DESCRIPTION (provided by applicant): Highly pathogenic avian influenza virus H5N1 poses a debilitating pandemic threat. While prophylactic vaccines are being developed, ongoing viral evolution to evade immune responses remains problematic. Therefore, my long-term goals are to understand the antigenic evolution and molecular epidemiology of this virus in the face of selective immune pressure and to gain insights into the genesis and emergence of potentially pandemic strains. The central hypothesis is that viral escape mutants are constrained by specific interactions with neutralizing antibodies, and these mutants must evolve along defined, dominant, and reproducible evolutionary routes to escape from the immune pressure. The hypothesis is based, in part, on observations from epidemiological analysis of H5N1 virus from recent outbreaks in human populations. Some amino acids changes in hemagglutinin (HA) were involved in receptor binding and more frequently observed in human than in avian isolates, indicating that these viruses were antigenically distinct. This positive selection may be due to specific immune pressures as well as the process of viral adaptation to human hosts. I will test the hypothesis using human mAbs against the HA to define the pathways of H5N1 virus evolution under selective immune pressures. Additionally, I will correlate the specific routes of escape with clinical outcomes of influenza infection. In particular, I propose the following specific aims: 1) To characterize the epitopes of a panel of neutralizing and cross-neutralizing anti-H5 antibodies and their mechanisms of action. 2) To identify viral escape mutants induced by these antibodies and delineate the permitted evolutionary routes, as defined by patterns of sequence variations, by which the virus can escape epitope-specific antibody neutralization. 3) To determine if routes of virus evolution can be correlated with viral fitness and pathogenicity in vitro and clinical outcome of viral infection in vivo. RELEVANCE: Preventing human infections with bird flu has become a major public health priority as the virus continues to cause widespread economic and human losses as it spreads. The scientific contributions of this research will add to our understanding of how the virus survives detection and elimination by the immune system and provide strategic approaches to preventing infection or clinical disease progression.

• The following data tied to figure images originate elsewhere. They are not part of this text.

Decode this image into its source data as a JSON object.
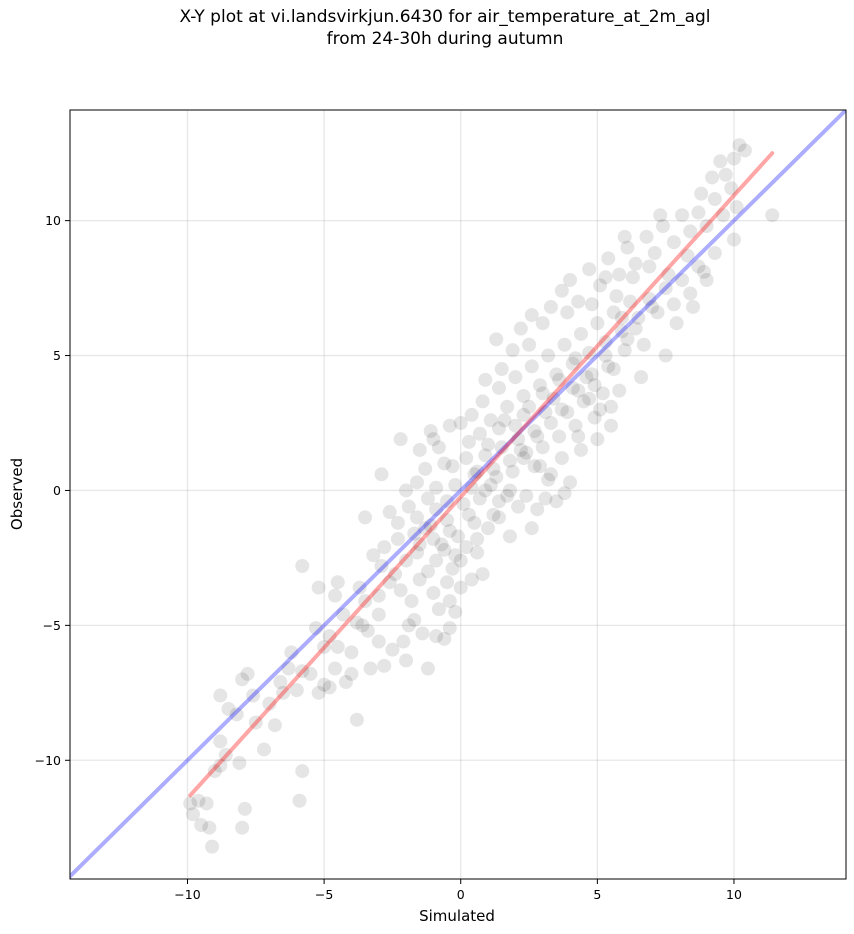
{
  "chart_data": {
    "type": "scatter",
    "title_line1": "X-Y plot at vi.landsvirkjun.6430 for air_temperature_at_2m_agl",
    "title_line2": "from 24-30h during autumn",
    "xlabel": "Simulated",
    "ylabel": "Observed",
    "xlim": [
      -14.3,
      14.1
    ],
    "ylim": [
      -14.4,
      14.1
    ],
    "x_ticks": [
      -10,
      -5,
      0,
      5,
      10
    ],
    "y_ticks": [
      -10,
      -5,
      0,
      5,
      10
    ],
    "x_tick_labels": [
      "−10",
      "−5",
      "0",
      "5",
      "10"
    ],
    "y_tick_labels": [
      "−10",
      "−5",
      "0",
      "5",
      "10"
    ],
    "grid": true,
    "identity_line": {
      "color": "#0000ff",
      "x": [
        -14.3,
        14.1
      ],
      "y": [
        -14.3,
        14.1
      ]
    },
    "fit_line": {
      "color": "#ff0000",
      "x": [
        -9.9,
        11.4
      ],
      "y": [
        -11.3,
        12.5
      ]
    },
    "points_color": "#000000",
    "points_alpha": 0.1,
    "points": [
      [
        -9.8,
        -12.0
      ],
      [
        -9.5,
        -12.4
      ],
      [
        -9.3,
        -11.6
      ],
      [
        -9.1,
        -13.2
      ],
      [
        -9.6,
        -11.5
      ],
      [
        -9.0,
        -10.4
      ],
      [
        -8.8,
        -10.2
      ],
      [
        -8.6,
        -9.8
      ],
      [
        -8.8,
        -9.3
      ],
      [
        -8.8,
        -7.6
      ],
      [
        -8.5,
        -8.1
      ],
      [
        -8.2,
        -8.3
      ],
      [
        -8.0,
        -7.0
      ],
      [
        -7.8,
        -6.8
      ],
      [
        -7.6,
        -7.6
      ],
      [
        -7.5,
        -8.6
      ],
      [
        -7.2,
        -9.6
      ],
      [
        -7.9,
        -11.8
      ],
      [
        -8.1,
        -10.1
      ],
      [
        -8.0,
        -12.5
      ],
      [
        -9.9,
        -11.6
      ],
      [
        -9.2,
        -12.5
      ],
      [
        -6.8,
        -8.7
      ],
      [
        -6.6,
        -7.1
      ],
      [
        -6.5,
        -7.5
      ],
      [
        -6.0,
        -7.4
      ],
      [
        -5.8,
        -6.7
      ],
      [
        -6.2,
        -6.0
      ],
      [
        -5.8,
        -10.4
      ],
      [
        -5.9,
        -11.5
      ],
      [
        -5.5,
        -6.8
      ],
      [
        -5.2,
        -7.5
      ],
      [
        -5.0,
        -7.2
      ],
      [
        -4.8,
        -7.3
      ],
      [
        -4.6,
        -6.6
      ],
      [
        -4.2,
        -7.1
      ],
      [
        -3.8,
        -8.5
      ],
      [
        -4.0,
        -6.0
      ],
      [
        -4.5,
        -5.8
      ],
      [
        -4.8,
        -5.4
      ],
      [
        -5.3,
        -5.1
      ],
      [
        -5.0,
        -5.8
      ],
      [
        -5.2,
        -3.6
      ],
      [
        -4.6,
        -3.9
      ],
      [
        -4.3,
        -4.6
      ],
      [
        -3.8,
        -4.9
      ],
      [
        -3.4,
        -5.2
      ],
      [
        -3.0,
        -5.6
      ],
      [
        -3.3,
        -6.6
      ],
      [
        -2.8,
        -6.5
      ],
      [
        -2.5,
        -5.9
      ],
      [
        -2.1,
        -5.6
      ],
      [
        -2.0,
        -6.3
      ],
      [
        -1.7,
        -4.8
      ],
      [
        -1.4,
        -5.3
      ],
      [
        -1.2,
        -6.6
      ],
      [
        -0.9,
        -5.4
      ],
      [
        -0.6,
        -5.5
      ],
      [
        -0.4,
        -5.1
      ],
      [
        -0.2,
        -4.5
      ],
      [
        -5.8,
        -2.8
      ],
      [
        -3.7,
        -3.6
      ],
      [
        -4.5,
        -3.4
      ],
      [
        -3.5,
        -4.1
      ],
      [
        -3.0,
        -3.9
      ],
      [
        -2.6,
        -3.4
      ],
      [
        -2.2,
        -3.7
      ],
      [
        -1.8,
        -4.1
      ],
      [
        -1.5,
        -3.3
      ],
      [
        -1.0,
        -3.8
      ],
      [
        -0.8,
        -4.4
      ],
      [
        -0.4,
        -4.1
      ],
      [
        0.0,
        -3.6
      ],
      [
        0.4,
        -3.3
      ],
      [
        0.8,
        -3.1
      ],
      [
        0.0,
        -2.6
      ],
      [
        -0.3,
        -2.9
      ],
      [
        -0.6,
        -2.2
      ],
      [
        -0.9,
        -2.6
      ],
      [
        -1.2,
        -3.0
      ],
      [
        -1.6,
        -2.3
      ],
      [
        -2.0,
        -2.6
      ],
      [
        -2.3,
        -1.8
      ],
      [
        -2.8,
        -2.1
      ],
      [
        -3.2,
        -2.4
      ],
      [
        -3.5,
        -1.0
      ],
      [
        -2.6,
        -0.8
      ],
      [
        -2.3,
        -1.2
      ],
      [
        -1.9,
        -0.6
      ],
      [
        -1.6,
        -1.0
      ],
      [
        -1.3,
        -1.4
      ],
      [
        -1.0,
        -1.8
      ],
      [
        -0.7,
        -2.0
      ],
      [
        -0.4,
        -1.5
      ],
      [
        -0.1,
        -1.7
      ],
      [
        0.2,
        -2.1
      ],
      [
        0.6,
        -1.8
      ],
      [
        1.0,
        -1.4
      ],
      [
        1.4,
        -1.0
      ],
      [
        1.8,
        -1.7
      ],
      [
        -2.0,
        0.0
      ],
      [
        -1.6,
        0.3
      ],
      [
        -1.2,
        -0.3
      ],
      [
        -0.9,
        0.1
      ],
      [
        -0.5,
        -0.4
      ],
      [
        -0.2,
        0.2
      ],
      [
        0.1,
        -0.5
      ],
      [
        0.4,
        0.1
      ],
      [
        0.7,
        -0.3
      ],
      [
        1.1,
        0.2
      ],
      [
        1.4,
        -0.4
      ],
      [
        1.8,
        0.0
      ],
      [
        2.1,
        -0.6
      ],
      [
        2.4,
        -0.2
      ],
      [
        2.8,
        -0.7
      ],
      [
        3.1,
        -0.3
      ],
      [
        3.3,
        0.6
      ],
      [
        3.5,
        -0.4
      ],
      [
        3.8,
        -0.1
      ],
      [
        2.6,
        -1.4
      ],
      [
        -2.9,
        0.6
      ],
      [
        -2.2,
        1.9
      ],
      [
        -1.5,
        1.5
      ],
      [
        -1.1,
        2.2
      ],
      [
        -0.8,
        1.6
      ],
      [
        -0.4,
        2.4
      ],
      [
        0.0,
        2.5
      ],
      [
        0.3,
        1.8
      ],
      [
        -0.6,
        1.0
      ],
      [
        -1.3,
        0.8
      ],
      [
        0.2,
        1.2
      ],
      [
        0.5,
        0.6
      ],
      [
        0.9,
        1.3
      ],
      [
        1.2,
        0.8
      ],
      [
        1.5,
        1.6
      ],
      [
        1.8,
        1.1
      ],
      [
        2.1,
        1.9
      ],
      [
        2.4,
        1.4
      ],
      [
        2.7,
        2.2
      ],
      [
        3.0,
        1.6
      ],
      [
        3.3,
        2.5
      ],
      [
        3.6,
        2.0
      ],
      [
        3.9,
        2.9
      ],
      [
        4.2,
        2.4
      ],
      [
        4.5,
        3.3
      ],
      [
        4.9,
        2.7
      ],
      [
        5.2,
        3.6
      ],
      [
        5.5,
        3.1
      ],
      [
        5.0,
        1.9
      ],
      [
        5.1,
        3.0
      ],
      [
        0.4,
        2.8
      ],
      [
        0.8,
        3.3
      ],
      [
        1.1,
        2.6
      ],
      [
        1.4,
        3.8
      ],
      [
        1.7,
        3.1
      ],
      [
        2.0,
        4.2
      ],
      [
        2.3,
        3.5
      ],
      [
        2.6,
        4.6
      ],
      [
        2.9,
        3.9
      ],
      [
        3.2,
        5.0
      ],
      [
        3.5,
        4.3
      ],
      [
        3.8,
        5.4
      ],
      [
        4.1,
        4.7
      ],
      [
        4.4,
        5.8
      ],
      [
        4.7,
        5.1
      ],
      [
        5.0,
        6.2
      ],
      [
        5.3,
        5.5
      ],
      [
        5.6,
        6.6
      ],
      [
        5.9,
        5.9
      ],
      [
        6.2,
        7.0
      ],
      [
        1.5,
        4.5
      ],
      [
        1.9,
        5.2
      ],
      [
        2.2,
        6.0
      ],
      [
        2.6,
        6.5
      ],
      [
        3.0,
        6.2
      ],
      [
        3.3,
        6.8
      ],
      [
        3.7,
        7.4
      ],
      [
        4.0,
        7.8
      ],
      [
        4.3,
        7.0
      ],
      [
        4.7,
        8.2
      ],
      [
        5.1,
        7.6
      ],
      [
        5.4,
        8.6
      ],
      [
        5.8,
        8.0
      ],
      [
        6.1,
        9.0
      ],
      [
        6.4,
        8.4
      ],
      [
        6.8,
        9.4
      ],
      [
        7.1,
        8.8
      ],
      [
        7.4,
        9.8
      ],
      [
        7.8,
        9.2
      ],
      [
        8.1,
        10.2
      ],
      [
        6.5,
        6.4
      ],
      [
        6.9,
        7.1
      ],
      [
        7.2,
        6.6
      ],
      [
        7.5,
        7.5
      ],
      [
        7.8,
        6.9
      ],
      [
        8.1,
        7.8
      ],
      [
        8.4,
        7.3
      ],
      [
        8.7,
        8.3
      ],
      [
        9.0,
        7.8
      ],
      [
        9.3,
        8.8
      ],
      [
        8.4,
        9.6
      ],
      [
        8.7,
        10.3
      ],
      [
        9.0,
        9.8
      ],
      [
        9.3,
        10.8
      ],
      [
        9.6,
        10.2
      ],
      [
        9.9,
        11.2
      ],
      [
        10.1,
        10.5
      ],
      [
        9.2,
        11.6
      ],
      [
        9.5,
        12.2
      ],
      [
        10.0,
        12.3
      ],
      [
        10.2,
        12.8
      ],
      [
        10.4,
        12.6
      ],
      [
        11.4,
        10.2
      ],
      [
        10.0,
        9.3
      ],
      [
        8.5,
        6.8
      ],
      [
        7.5,
        5.0
      ],
      [
        6.6,
        4.2
      ],
      [
        5.5,
        2.4
      ],
      [
        4.7,
        3.4
      ],
      [
        4.3,
        2.0
      ],
      [
        3.7,
        1.2
      ],
      [
        3.2,
        0.4
      ],
      [
        4.0,
        0.3
      ],
      [
        1.2,
        -0.9
      ],
      [
        0.5,
        -1.2
      ],
      [
        -0.9,
        -0.7
      ],
      [
        -1.5,
        -2.0
      ],
      [
        -2.4,
        -3.1
      ],
      [
        -3.0,
        -4.6
      ],
      [
        -3.6,
        -5.0
      ],
      [
        -1.9,
        -5.0
      ],
      [
        -0.5,
        -3.4
      ],
      [
        0.6,
        -2.3
      ],
      [
        1.7,
        -0.2
      ],
      [
        2.9,
        0.9
      ],
      [
        4.4,
        1.5
      ],
      [
        5.8,
        3.7
      ],
      [
        6.7,
        5.4
      ],
      [
        7.9,
        6.2
      ],
      [
        8.9,
        8.1
      ],
      [
        0.9,
        4.1
      ],
      [
        1.3,
        5.6
      ],
      [
        2.5,
        5.4
      ],
      [
        3.9,
        6.6
      ],
      [
        4.8,
        6.9
      ],
      [
        5.7,
        7.2
      ],
      [
        6.3,
        7.9
      ],
      [
        6.9,
        8.3
      ],
      [
        7.6,
        8.0
      ],
      [
        8.3,
        8.7
      ],
      [
        -1.0,
        1.9
      ],
      [
        -0.3,
        0.9
      ],
      [
        0.7,
        2.1
      ],
      [
        1.6,
        2.6
      ],
      [
        2.3,
        2.8
      ],
      [
        3.4,
        3.4
      ],
      [
        4.1,
        3.8
      ],
      [
        4.8,
        4.3
      ],
      [
        5.4,
        4.6
      ],
      [
        6.0,
        5.2
      ],
      [
        2.0,
        2.4
      ],
      [
        2.5,
        3.1
      ],
      [
        3.0,
        3.6
      ],
      [
        3.6,
        4.1
      ],
      [
        4.2,
        4.9
      ],
      [
        4.6,
        4.2
      ],
      [
        5.3,
        5.0
      ],
      [
        5.9,
        6.4
      ],
      [
        6.4,
        6.0
      ],
      [
        7.0,
        6.8
      ],
      [
        1.0,
        1.7
      ],
      [
        1.4,
        2.3
      ],
      [
        2.2,
        1.5
      ],
      [
        2.8,
        2.0
      ],
      [
        3.1,
        2.9
      ],
      [
        3.7,
        3.0
      ],
      [
        4.3,
        3.7
      ],
      [
        4.9,
        3.9
      ],
      [
        5.6,
        4.5
      ],
      [
        6.1,
        5.6
      ],
      [
        0.6,
        0.7
      ],
      [
        0.9,
        0.0
      ],
      [
        1.3,
        0.5
      ],
      [
        1.9,
        0.7
      ],
      [
        2.3,
        1.2
      ],
      [
        2.7,
        0.9
      ],
      [
        0.3,
        -0.9
      ],
      [
        -0.5,
        -1.1
      ],
      [
        -1.1,
        -1.3
      ],
      [
        -0.2,
        -2.4
      ],
      [
        -6.3,
        -6.6
      ],
      [
        -7.0,
        -7.9
      ],
      [
        -4.0,
        -6.8
      ],
      [
        -2.9,
        -2.8
      ],
      [
        -1.7,
        -1.6
      ],
      [
        7.3,
        10.2
      ],
      [
        6.0,
        9.4
      ],
      [
        5.3,
        7.9
      ],
      [
        8.8,
        11.0
      ],
      [
        9.7,
        11.7
      ]
    ]
  }
}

描述（由申请方提供）：高致病性禽流感病毒H5N1构成了一种使人衰弱的大流行威胁。虽然正在开发预防性疫苗，但正在进行的病毒进化以逃避免疫应答仍然存在问题。因此，我的长期目标是了解这种病毒在面对选择性免疫压力时的抗原进化和分子流行病学，并深入了解潜在大流行毒株的起源和出现。核心假设是，病毒逃逸突变体受到与中和抗体的特异性相互作用的限制，这些突变体必须沿着沿着确定的、显性的和可重复的进化路线进化，以逃避免疫压力。这一假设部分是基于对最近在人群中爆发的H5N1病毒进行流行病学分析的观察结果。血凝素（HA）中的一些氨基酸变化参与受体结合，并且在人中比在禽分离株中更频繁地观察到，表明这些病毒在抗原性上是不同的。这种积极的选择可能是由于特定的免疫压力以及病毒适应人类宿主的过程。我将使用抗HA的人单克隆抗体来确定H5N1病毒在选择性免疫压力下的进化途径，以验证这一假设。此外，我将把特定的逃逸途径与流感感染的临床结局联系起来。特别是，我提出了以下具体目标：1）表征一组中和和交叉中和抗H5抗体的表位及其作用机制。2)鉴定这些抗体诱导的病毒逃逸突变体，并描述允许的进化路线，如序列变异模式所定义，病毒可通过该路线逃避表位特异性抗体中和。3)确定病毒进化途径是否与体外病毒适应性和致病性以及体内病毒感染的临床结局相关。 相关性：预防人类感染禽流感已成为一个主要的公共卫生优先事项，因为该病毒在传播过程中继续造成广泛的经济和人类损失。这项研究的科学贡献将增加我们对病毒如何在免疫系统的检测和消除中存活的理解，并提供预防感染或临床疾病进展的战略方法。